Telephone: +86-571-89992095
Received: May 28, 2015
Peer-review started: May 30, 2015
First decision: August 16, 2015
Revised: October 16, 2015
Accepted: December 8, 2015
Article in press: December 11, 2015
Published online: February 10, 2016

Adjuvant therapies for breast cancer have achieved great success in recent years and early breast cancer is now a curable or chronic disease. Targeted therapies, including endocrine therapy and human epidermal growth factor receptor-2 targeted therapy, marked a new era of breast cancer treatment. However, except for chemotherapy, an efficient drug treatment to improve the overall survival of breast cancer patients is still lacking for triple negative breast cancer. Furthermore, a certain proportion of breast cancer patients present with resistance to drug therapy, making it much more difficult to control the deterioration of the disease. Recently, altered energy metabolism has become one of the hallmarks of cancer, including breast cancer, and it may be linked to drug resistance. Targeting cellular metabolism is becoming a promising strategy to overcome drug resistance in cancer therapy. This review discusses metabolic reprogramming in breast cancer and the possible complex mechanism of modulation. We also summarize the recent advances in metabolic therapy targeted glycolysis, glutaminolysis and fatty acids synthesis in breast cancer.
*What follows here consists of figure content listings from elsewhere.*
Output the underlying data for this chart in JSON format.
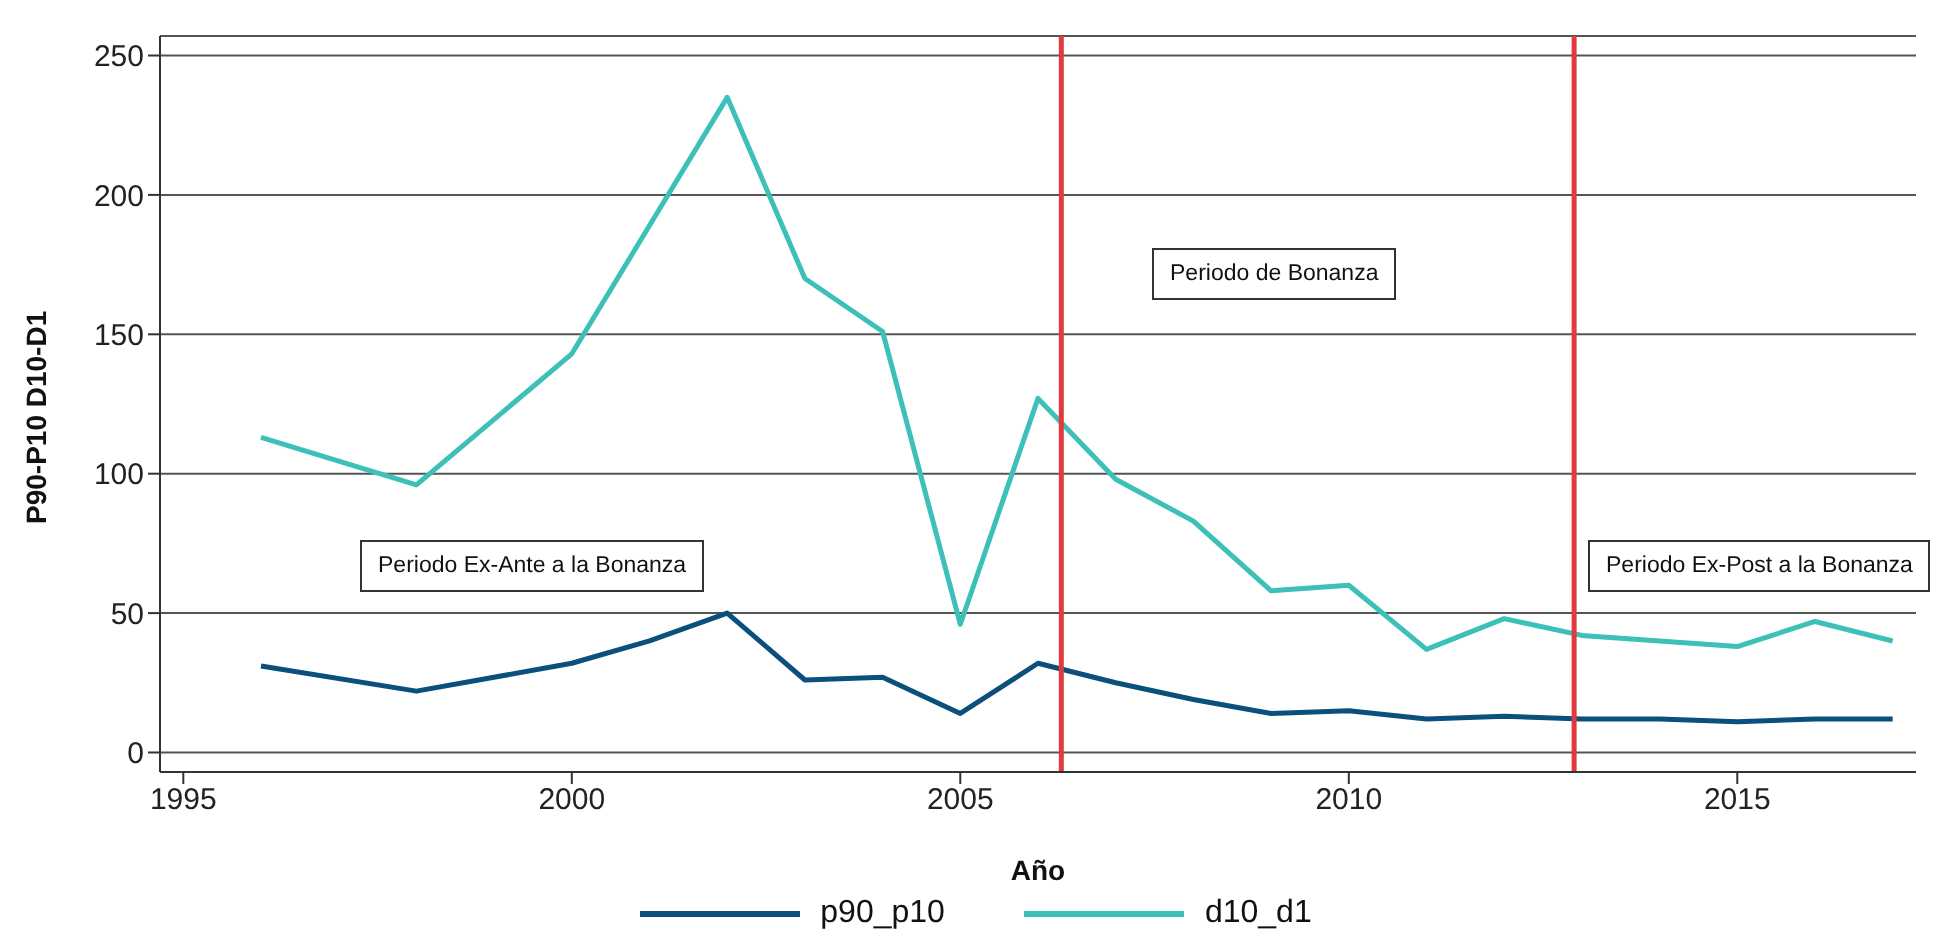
{
  "chart_data": {
    "type": "line",
    "xlabel": "Año",
    "ylabel": "P90-P10 D10-D1",
    "x": [
      1996,
      1998,
      2000,
      2001,
      2002,
      2003,
      2004,
      2005,
      2006,
      2007,
      2008,
      2009,
      2010,
      2011,
      2012,
      2013,
      2014,
      2015,
      2016,
      2017
    ],
    "series": [
      {
        "name": "p90_p10",
        "color": "#0b4f7c",
        "values": [
          31,
          22,
          32,
          40,
          50,
          26,
          27,
          14,
          32,
          25,
          19,
          14,
          15,
          12,
          13,
          12,
          12,
          11,
          12,
          12
        ]
      },
      {
        "name": "d10_d1",
        "color": "#3cc0b8",
        "values": [
          113,
          96,
          143,
          189,
          235,
          170,
          151,
          46,
          127,
          98,
          83,
          58,
          60,
          37,
          48,
          42,
          40,
          38,
          47,
          40
        ]
      }
    ],
    "xlim": [
      1994.7,
      2017.3
    ],
    "xticks": [
      1995,
      2000,
      2005,
      2010,
      2015
    ],
    "ylim": [
      -7,
      257
    ],
    "yticks": [
      0,
      50,
      100,
      150,
      200,
      250
    ],
    "grid": "y",
    "legend": "bottom",
    "marker": "none",
    "line_style": "solid",
    "ref_lines": [
      {
        "axis": "x",
        "value": 2006.3,
        "color": "#e03a3e"
      },
      {
        "axis": "x",
        "value": 2012.9,
        "color": "#e03a3e"
      }
    ],
    "annotations": [
      "Periodo Ex-Ante a la Bonanza",
      "Periodo de Bonanza",
      "Periodo Ex-Post a la Bonanza"
    ]
  }
}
Keywords: Breast cancer, Targeted therapy, Metabolism, Drug resistance, Chemotherapy

Core tip: Breast cancer cells display distinct metabolic characteristics according to different molecular phenotypes. There may be crosstalk with the estrogen receptor and human epidermal growth factor receptor-2 signal pathways in the metabolic regulation in breast cancer cells that make it more complex to evaluate the efficiency of an anti-metabolic drug. On the other hand, the research on target metabolism in breast cancer will also largely help us to understand the complicated mechanism by which an anti-metabolic drug improves the efficacy of cancer therapy or overcomes drug resistance.